Je sors ma caméra numérique et les filme. J'ai toujours une caméra avec moi, c'est mon arme favorite. Je filme dès que j'en ai l'occasion, dès que quelque chose se passe, dès qu'il y a
dialogue. Et là c'est plus qu'un dialogue. La musique les rapproche dans une même communion. Charlie joue pour Lanac et Lanac écoute Charlie. Elles sont dans un dialogue musical. Elles sont
trois avec la musique. Une plus Une qui font trois avec la musique.
Le saxo se tait. L'on perçoit alors le sifflotement d'un oiseau. Par son chant, il évite le silence qui aurait pu s'installer suite au solo de Charlie. Je panote lentement et m'aperçois que
certaines chambres ont ouvert leur fenêtre. Un peu de vie. Un retour à la vie, la vie du dehors.

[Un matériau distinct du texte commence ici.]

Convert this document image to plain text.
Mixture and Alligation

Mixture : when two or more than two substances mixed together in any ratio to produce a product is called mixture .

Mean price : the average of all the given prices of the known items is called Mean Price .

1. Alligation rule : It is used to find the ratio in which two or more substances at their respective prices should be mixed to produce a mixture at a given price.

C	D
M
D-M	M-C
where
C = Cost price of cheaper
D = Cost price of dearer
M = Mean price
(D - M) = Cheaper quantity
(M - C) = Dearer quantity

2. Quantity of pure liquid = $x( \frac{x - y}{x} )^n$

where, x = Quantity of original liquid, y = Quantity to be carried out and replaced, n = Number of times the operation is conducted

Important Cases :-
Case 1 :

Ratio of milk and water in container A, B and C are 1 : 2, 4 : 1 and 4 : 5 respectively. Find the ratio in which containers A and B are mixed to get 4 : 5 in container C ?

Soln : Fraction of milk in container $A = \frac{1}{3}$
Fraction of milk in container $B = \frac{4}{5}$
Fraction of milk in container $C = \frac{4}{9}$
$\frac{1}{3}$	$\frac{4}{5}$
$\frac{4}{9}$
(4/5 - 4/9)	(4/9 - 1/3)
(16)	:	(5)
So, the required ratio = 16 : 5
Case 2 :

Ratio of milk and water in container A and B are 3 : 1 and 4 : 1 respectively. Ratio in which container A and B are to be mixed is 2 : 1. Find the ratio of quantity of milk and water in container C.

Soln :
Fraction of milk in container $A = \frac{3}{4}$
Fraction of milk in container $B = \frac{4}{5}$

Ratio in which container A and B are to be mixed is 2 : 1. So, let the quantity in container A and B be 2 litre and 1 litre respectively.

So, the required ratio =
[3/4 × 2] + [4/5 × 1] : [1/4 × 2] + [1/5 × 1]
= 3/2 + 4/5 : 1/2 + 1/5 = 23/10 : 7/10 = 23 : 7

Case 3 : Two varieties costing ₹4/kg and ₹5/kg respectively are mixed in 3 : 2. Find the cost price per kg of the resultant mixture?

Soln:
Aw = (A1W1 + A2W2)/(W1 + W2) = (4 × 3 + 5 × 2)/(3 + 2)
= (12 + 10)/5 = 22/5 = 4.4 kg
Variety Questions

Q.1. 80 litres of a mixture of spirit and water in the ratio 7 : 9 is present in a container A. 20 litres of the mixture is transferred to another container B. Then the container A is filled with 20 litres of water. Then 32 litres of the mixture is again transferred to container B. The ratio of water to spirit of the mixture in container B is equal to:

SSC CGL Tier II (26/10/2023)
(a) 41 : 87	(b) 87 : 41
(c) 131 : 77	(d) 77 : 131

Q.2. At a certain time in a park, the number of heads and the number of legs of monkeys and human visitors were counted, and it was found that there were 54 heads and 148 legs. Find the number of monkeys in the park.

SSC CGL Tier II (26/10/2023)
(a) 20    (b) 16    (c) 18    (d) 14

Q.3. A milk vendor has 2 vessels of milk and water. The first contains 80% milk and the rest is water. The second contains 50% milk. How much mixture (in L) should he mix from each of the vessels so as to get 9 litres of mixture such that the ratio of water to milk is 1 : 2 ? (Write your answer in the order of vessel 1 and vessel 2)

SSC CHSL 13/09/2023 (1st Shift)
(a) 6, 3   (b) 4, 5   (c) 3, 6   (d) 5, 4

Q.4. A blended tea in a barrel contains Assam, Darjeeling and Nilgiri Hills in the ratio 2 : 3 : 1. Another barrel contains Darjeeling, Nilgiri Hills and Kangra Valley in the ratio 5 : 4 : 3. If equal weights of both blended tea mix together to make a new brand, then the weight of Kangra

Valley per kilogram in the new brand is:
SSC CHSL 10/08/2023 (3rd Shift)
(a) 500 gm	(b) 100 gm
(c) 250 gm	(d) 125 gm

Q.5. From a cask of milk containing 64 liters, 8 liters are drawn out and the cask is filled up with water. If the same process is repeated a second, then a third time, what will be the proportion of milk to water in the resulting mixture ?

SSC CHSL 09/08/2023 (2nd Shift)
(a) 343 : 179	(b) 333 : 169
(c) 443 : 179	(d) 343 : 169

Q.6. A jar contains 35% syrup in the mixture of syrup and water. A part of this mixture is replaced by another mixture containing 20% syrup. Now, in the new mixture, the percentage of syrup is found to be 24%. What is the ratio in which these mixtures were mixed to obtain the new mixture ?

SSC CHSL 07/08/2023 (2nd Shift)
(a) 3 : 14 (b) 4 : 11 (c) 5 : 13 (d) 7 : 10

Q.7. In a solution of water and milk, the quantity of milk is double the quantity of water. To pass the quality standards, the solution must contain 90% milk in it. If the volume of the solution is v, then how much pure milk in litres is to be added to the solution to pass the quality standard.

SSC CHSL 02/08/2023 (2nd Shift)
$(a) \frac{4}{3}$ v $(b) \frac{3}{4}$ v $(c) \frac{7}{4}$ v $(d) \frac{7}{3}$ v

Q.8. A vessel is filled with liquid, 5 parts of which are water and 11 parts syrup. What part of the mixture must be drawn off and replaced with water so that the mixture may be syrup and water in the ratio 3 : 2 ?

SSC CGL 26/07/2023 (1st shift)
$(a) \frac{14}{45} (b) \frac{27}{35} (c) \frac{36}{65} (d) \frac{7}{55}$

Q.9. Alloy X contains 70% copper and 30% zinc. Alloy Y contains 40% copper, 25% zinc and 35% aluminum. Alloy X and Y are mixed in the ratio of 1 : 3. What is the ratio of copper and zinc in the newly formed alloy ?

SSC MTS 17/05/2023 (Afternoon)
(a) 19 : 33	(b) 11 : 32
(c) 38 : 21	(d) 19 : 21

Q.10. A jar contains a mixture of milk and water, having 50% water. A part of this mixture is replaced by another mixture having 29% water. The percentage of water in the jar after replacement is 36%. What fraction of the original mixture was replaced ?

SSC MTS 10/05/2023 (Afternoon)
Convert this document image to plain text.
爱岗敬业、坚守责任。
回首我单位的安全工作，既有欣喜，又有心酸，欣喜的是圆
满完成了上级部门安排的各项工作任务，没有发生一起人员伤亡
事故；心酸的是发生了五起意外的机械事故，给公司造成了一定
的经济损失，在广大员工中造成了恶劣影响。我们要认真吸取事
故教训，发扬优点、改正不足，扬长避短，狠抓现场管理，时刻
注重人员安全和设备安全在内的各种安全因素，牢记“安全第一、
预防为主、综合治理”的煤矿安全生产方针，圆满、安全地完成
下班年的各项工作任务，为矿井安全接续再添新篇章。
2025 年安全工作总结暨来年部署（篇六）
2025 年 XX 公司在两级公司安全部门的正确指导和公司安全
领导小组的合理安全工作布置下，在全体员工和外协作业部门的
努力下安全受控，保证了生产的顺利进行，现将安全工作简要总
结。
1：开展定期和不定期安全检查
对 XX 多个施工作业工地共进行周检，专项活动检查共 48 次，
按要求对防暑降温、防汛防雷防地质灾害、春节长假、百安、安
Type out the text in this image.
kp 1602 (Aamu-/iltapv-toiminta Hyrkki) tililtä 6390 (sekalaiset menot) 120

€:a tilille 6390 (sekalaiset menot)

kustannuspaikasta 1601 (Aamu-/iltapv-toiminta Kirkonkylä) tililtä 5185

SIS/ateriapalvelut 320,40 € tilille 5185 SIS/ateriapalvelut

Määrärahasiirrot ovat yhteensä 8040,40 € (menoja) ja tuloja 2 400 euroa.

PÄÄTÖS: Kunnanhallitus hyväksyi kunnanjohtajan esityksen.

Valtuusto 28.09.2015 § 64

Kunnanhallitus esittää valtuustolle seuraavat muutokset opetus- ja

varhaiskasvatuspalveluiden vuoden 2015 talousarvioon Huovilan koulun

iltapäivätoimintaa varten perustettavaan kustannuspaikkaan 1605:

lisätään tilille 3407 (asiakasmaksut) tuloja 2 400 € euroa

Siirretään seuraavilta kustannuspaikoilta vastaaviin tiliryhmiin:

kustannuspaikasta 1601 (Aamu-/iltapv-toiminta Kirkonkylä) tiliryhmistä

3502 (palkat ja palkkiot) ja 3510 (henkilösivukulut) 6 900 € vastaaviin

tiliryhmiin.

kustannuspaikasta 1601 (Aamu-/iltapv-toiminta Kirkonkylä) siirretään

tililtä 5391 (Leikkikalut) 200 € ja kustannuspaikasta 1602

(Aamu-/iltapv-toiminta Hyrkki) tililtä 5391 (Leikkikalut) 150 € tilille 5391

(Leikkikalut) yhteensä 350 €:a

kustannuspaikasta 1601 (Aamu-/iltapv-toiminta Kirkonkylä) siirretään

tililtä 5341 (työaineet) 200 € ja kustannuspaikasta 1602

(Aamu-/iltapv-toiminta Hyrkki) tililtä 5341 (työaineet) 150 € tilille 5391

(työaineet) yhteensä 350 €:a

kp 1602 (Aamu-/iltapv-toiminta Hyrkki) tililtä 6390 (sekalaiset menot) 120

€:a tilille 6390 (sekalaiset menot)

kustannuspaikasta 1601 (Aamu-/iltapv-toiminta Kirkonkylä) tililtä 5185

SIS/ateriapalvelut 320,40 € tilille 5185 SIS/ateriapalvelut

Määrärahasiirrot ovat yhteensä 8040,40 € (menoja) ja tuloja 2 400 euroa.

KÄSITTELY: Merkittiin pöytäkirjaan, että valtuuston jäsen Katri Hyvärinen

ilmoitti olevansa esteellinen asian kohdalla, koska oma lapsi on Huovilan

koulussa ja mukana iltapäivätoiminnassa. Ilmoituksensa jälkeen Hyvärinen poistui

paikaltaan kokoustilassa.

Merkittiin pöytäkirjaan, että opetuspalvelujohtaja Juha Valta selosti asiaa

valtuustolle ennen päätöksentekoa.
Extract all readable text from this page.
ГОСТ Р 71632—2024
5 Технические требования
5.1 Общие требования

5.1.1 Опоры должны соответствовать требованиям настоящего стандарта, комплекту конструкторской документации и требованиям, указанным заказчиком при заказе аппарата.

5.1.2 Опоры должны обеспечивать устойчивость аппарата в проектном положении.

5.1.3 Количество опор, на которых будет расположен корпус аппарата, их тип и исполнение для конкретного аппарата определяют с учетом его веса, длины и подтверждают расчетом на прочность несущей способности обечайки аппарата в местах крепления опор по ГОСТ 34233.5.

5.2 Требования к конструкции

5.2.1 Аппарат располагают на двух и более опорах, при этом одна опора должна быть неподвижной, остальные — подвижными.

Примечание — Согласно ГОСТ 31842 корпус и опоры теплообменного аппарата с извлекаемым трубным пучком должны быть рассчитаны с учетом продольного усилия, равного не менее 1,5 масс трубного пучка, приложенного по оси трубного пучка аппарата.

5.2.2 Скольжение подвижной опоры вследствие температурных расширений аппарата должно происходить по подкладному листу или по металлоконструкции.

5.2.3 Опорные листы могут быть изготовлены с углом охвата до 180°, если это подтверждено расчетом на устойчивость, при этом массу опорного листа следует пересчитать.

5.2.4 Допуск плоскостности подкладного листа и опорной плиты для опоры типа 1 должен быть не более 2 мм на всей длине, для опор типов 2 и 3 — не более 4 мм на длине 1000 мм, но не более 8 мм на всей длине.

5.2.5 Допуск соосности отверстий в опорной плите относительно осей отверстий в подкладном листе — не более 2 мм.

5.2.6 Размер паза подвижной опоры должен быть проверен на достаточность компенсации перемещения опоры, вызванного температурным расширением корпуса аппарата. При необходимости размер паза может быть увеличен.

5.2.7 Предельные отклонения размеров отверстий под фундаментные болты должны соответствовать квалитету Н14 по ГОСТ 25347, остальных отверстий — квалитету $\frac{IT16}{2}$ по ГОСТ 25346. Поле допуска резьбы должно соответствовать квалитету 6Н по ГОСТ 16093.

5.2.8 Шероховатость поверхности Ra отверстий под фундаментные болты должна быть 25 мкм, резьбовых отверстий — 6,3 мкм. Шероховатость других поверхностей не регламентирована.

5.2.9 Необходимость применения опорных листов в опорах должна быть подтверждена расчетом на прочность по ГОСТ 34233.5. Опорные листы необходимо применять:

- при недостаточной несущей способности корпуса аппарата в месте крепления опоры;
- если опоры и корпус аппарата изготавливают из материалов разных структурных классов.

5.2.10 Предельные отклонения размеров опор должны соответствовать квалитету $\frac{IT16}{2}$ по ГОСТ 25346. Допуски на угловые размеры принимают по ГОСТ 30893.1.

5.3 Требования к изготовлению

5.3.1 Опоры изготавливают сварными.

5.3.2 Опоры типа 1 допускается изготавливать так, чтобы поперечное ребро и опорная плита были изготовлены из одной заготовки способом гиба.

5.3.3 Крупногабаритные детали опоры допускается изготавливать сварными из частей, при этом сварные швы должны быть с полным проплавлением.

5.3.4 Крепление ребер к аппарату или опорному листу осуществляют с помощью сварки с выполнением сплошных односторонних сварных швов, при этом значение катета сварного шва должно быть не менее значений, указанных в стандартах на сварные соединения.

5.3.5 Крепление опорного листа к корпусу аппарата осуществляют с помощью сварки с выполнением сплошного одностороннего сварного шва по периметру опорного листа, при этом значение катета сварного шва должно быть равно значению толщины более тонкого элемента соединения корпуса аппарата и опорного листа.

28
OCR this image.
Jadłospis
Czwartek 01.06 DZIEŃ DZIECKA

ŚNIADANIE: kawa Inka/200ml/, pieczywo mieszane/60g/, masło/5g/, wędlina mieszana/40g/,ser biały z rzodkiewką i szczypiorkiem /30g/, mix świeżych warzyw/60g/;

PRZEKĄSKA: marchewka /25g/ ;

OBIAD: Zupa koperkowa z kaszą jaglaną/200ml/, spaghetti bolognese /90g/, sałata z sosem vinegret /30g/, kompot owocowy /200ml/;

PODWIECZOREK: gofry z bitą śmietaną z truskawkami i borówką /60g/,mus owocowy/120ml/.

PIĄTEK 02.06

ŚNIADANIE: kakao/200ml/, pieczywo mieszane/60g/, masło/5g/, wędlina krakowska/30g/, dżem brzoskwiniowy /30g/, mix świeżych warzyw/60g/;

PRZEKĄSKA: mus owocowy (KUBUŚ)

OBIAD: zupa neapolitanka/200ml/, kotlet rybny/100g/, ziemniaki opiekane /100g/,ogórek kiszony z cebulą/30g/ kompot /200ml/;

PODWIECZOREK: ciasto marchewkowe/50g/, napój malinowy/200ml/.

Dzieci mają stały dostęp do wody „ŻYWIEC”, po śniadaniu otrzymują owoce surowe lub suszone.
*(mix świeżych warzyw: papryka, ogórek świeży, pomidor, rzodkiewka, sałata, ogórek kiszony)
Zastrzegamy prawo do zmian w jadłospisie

Je ne leur est pas encore été présentée donc impossible de m'approcher. Mais je commence à percevoir quelle peut-être ma place dans
cette histoire où les personnages bien que clairement identifiés, ont quelque chose de l'ordre du non-dit, du perceptible silence... Or le silence est rempli de sons n'est ce pas ? Le scénario
est lisible d'hier à aujourd'hui mais est-il écrit pour demain ? Sommes nous dans l'improvisation à la Lelouche ou y a t-il une écriture même partiellement lisible ? Un conducteur en
filigrane ! Toutefois, aujourd'hui est un jour écrit à la Eric Rohmer. Un état de grâce de l'instant. Lanac sourit à Charlie. Le rayon vert...
« Oisive jeunesse
À tout asservie;
Par délicatesse
J'ai perdu ma vie.
Ah! Que le temps vienne
Où les cœurs s' éprennent. ». Rimbaud
Je filme Charlie qui range son saxo, met l'étui sur les genoux de Lanac. Elle pousse ensuite lentement
la chaise roulante en faisant bien attention à être au bord de l'allée, sous l'ombre des arbres. On entend plus bas le bruit des voitures. Un bus démarre. J'appuie sur stop après que
Lanac ait relevé la tête puis se soit fixée dans un long regard souriant sur Charlie. J'ai zoomé sur ce regard puis j'ai fait stop. L'émotion
que je ressens à cet instant est trop forte.